Mascali is an attorney and risk management professional with 30 years of experience. He was previously managing director of Aon’s Global Property Risk Consulting group and a member of the broker’s Global Risk Consulting US Operations Board. In that role, he managed the response to some of the largest property and business interruption claims in history, arising out of catastrophes such as the September 11th terrorist attack, Hurricanes Katrina and Ike.

What are some surprising areas that financial impact stems from, and how can risk managers prepare?

A frequently overlooked reason for income losses is failure to consider how disasters impact your employees. Risk managers tend to focus on the company itself and omit any planning around the impact that employees may face. Consider this: if a hurricane damages a manufacturing facility, the storm may also have caused damage to the surrounding areas, where employees live. If those employees are displaced or need to relocate, there could be a significant impact on the organization, as well.

Some companies are creating ‘Employee Disaster Recovery Programs’ to assist employees with insurance-related matters by providing current information on where they can find relief. These programs can help support your most valuable assets while helping them return to normalcy, and work with a clearer focus.

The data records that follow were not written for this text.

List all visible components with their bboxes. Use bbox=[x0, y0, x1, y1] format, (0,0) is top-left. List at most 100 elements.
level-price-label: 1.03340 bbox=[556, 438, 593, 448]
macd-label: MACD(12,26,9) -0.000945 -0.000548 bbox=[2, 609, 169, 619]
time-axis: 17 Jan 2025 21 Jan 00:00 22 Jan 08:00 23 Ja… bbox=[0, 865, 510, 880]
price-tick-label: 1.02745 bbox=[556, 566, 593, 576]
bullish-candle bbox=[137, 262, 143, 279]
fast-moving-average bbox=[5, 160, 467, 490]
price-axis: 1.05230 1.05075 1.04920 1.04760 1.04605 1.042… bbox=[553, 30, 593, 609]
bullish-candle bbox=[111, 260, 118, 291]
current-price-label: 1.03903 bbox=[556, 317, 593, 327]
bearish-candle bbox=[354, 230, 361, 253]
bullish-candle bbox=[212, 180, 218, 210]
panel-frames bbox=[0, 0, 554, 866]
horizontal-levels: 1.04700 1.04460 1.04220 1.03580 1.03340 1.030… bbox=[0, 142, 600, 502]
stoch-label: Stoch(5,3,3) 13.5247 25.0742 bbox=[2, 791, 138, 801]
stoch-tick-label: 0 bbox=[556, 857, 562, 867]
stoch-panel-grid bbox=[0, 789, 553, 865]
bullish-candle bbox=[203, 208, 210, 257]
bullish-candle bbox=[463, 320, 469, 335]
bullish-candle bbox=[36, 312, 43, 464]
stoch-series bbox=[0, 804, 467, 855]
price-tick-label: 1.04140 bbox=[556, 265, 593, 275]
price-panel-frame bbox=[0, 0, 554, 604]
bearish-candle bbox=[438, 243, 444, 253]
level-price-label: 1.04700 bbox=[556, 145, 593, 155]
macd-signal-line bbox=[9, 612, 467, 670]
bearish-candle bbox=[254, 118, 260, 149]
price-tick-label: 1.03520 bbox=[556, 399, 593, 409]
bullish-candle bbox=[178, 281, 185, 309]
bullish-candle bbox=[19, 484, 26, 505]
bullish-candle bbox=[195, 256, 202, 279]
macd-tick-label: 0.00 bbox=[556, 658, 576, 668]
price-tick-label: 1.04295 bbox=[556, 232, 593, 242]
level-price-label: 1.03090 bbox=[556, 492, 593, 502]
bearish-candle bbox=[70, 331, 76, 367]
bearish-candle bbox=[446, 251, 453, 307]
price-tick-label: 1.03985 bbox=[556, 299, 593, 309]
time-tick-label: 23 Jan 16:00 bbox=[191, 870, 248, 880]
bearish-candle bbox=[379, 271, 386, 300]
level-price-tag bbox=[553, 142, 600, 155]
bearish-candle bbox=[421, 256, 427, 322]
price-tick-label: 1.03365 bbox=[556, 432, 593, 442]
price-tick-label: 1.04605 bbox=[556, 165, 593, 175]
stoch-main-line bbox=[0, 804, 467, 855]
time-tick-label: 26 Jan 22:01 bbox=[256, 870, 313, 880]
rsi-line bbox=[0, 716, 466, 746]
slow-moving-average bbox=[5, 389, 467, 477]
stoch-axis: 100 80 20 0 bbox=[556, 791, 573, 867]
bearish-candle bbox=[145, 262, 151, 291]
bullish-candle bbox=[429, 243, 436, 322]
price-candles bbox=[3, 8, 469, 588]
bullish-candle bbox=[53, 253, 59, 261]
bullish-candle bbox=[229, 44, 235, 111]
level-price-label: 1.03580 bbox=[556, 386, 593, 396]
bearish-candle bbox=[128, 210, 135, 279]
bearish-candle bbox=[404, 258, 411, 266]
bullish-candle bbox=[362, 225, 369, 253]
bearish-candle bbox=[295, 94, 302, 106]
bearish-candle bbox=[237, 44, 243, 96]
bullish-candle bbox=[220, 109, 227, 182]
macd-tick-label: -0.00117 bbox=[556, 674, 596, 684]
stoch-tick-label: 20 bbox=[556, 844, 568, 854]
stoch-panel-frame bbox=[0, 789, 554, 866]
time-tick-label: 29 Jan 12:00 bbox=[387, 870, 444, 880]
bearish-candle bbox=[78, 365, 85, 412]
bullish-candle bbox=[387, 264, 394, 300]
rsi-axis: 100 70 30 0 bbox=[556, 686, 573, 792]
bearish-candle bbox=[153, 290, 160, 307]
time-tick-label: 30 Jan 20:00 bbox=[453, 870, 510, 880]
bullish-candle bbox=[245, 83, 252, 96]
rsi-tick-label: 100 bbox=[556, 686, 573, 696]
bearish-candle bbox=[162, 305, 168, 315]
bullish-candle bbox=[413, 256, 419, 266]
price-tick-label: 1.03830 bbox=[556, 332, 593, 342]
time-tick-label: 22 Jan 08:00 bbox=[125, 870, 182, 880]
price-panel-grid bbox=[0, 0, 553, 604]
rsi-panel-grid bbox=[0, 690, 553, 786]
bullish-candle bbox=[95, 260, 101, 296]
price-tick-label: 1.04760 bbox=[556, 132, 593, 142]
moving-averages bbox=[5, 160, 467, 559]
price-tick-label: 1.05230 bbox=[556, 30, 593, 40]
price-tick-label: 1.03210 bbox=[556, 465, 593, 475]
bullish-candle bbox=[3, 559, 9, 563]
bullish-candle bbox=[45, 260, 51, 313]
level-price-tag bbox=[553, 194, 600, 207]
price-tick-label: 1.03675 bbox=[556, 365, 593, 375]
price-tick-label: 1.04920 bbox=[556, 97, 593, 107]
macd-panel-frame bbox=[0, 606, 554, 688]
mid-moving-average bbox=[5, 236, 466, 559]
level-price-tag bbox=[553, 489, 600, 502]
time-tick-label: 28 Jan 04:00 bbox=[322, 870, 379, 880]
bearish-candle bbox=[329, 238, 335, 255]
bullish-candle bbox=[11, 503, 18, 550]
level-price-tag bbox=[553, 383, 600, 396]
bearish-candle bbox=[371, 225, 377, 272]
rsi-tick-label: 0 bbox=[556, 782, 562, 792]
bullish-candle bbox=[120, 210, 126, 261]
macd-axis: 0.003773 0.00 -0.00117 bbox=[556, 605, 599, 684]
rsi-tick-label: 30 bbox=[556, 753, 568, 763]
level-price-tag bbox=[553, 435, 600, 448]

How can risk managers quantify business interruption?

Protecting a business’s income stream is one of the most important risk management responsibilities for any company. While business interruption (BI) insurance affords some protection, it does not provide complete relief and claims can be complex.

A well-prepared risk manager or business owner can avoid protracted delays in resolving BI claims by completing a business interruption valuation prior to any event. The valuation would consider probable and foreseeable interruptions, as well as the predicted period in which the business would be impacted. With timing in mind, you can make reasonable financial projections and estimate the amount of income that could be lost. You should also consider extra expenses that are likely to be incurred in a full or partial shutdown of operation.

Your valuation and methodology can then be used to purchase the right amount of business interruption coverage, and will also help any claims to be resolved as quickly as possible.

How can businesses become more elastic pre-storm, and how can that help you bounce back faster?

Elasticity in disaster planning means to think outside of the organization. When disaster strikes, outside vendors or suppliers may not prove as reliable as anticipated, or your company may be placed at a lower priority when it comes to emergency responders.

Restoration companies are in high demand following catastrophes and having a pre-event contract with a reputable firm can make all the difference. A simple way to ensure a timely response is to have a pre-existing business relationship in place with a restoration contractor that ensures they respond to all events for the company, no matter the size or complexity.

What are the key players when it comes to understanding your disaster plan as a business?

Stakeholders vary by organization, but typically include finance, risk management, facilities, and procurement. When it comes to disaster planning, risk managers should aim to unite all stakeholders and avoid ‘silo driven’ plans. You don’t want each stakeholder to have its own plan based on its own priorities, without considering how it may interact with other parts of the organization.

Additionally, disaster response information should be easily available to all employees and team leaders should be trained on how to support and reinforce the organization’s commitment to the plan.